Quel avenir pour l'agriculture française et mondiale ?

Le Monde.fr a publié le 03/03/2010 l'article suivant sous ma signature 

Les médias et le public français découvrent en même temps que le Salon de l'Agriculture de la porte de Versailles à Paris, les difficiles problèmes des agriculteurs de toutes les filières de production française. Progressivement la crise agricole a atteint des secteurs en général épargnés.
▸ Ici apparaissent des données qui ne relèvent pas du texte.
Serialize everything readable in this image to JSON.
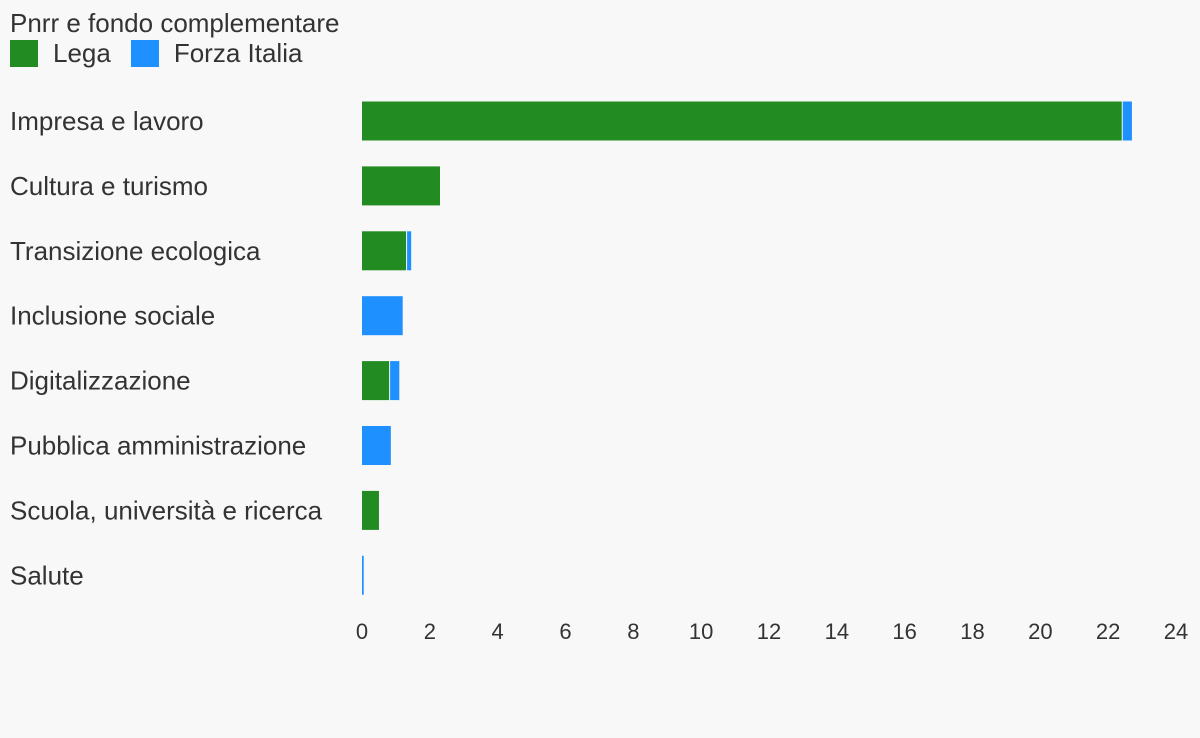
{
  "chart_data": {
    "type": "bar",
    "orientation": "horizontal",
    "stacked": true,
    "title": "Pnrr e fondo complementare",
    "categories": [
      "Impresa e lavoro",
      "Cultura e turismo",
      "Transizione ecologica",
      "Inclusione sociale",
      "Digitalizzazione",
      "Pubblica amministrazione",
      "Scuola, università e ricerca",
      "Salute"
    ],
    "series": [
      {
        "name": "Lega",
        "color": "#228B22",
        "values": [
          22.4,
          2.3,
          1.3,
          0,
          0.8,
          0,
          0.5,
          0
        ]
      },
      {
        "name": "Forza Italia",
        "color": "#1E90FF",
        "values": [
          0.3,
          0,
          0.15,
          1.2,
          0.3,
          0.85,
          0,
          0.05
        ]
      }
    ],
    "x_ticks": [
      "0",
      "2",
      "4",
      "6",
      "8",
      "10",
      "12",
      "14",
      "16",
      "18",
      "20",
      "22",
      "24"
    ],
    "xlim": [
      0,
      24
    ],
    "grid": false,
    "legend_position": "top-left"
  }
}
Le secteur viticole, en général  florissant, sauf en  Languedoc toujours en difficulté, est atteint. Les producteurs laitiers, ont pour la première fois, utilisé  l'arme spectaculaire en détruisant, devant les caméras, les productions quotidiennes de leurs vaches. Le lait a pourtant une valeur symbolique et historique dans l'inconscient collectif de l'humanité, et cette atteinte a été ressentie profondément par la population.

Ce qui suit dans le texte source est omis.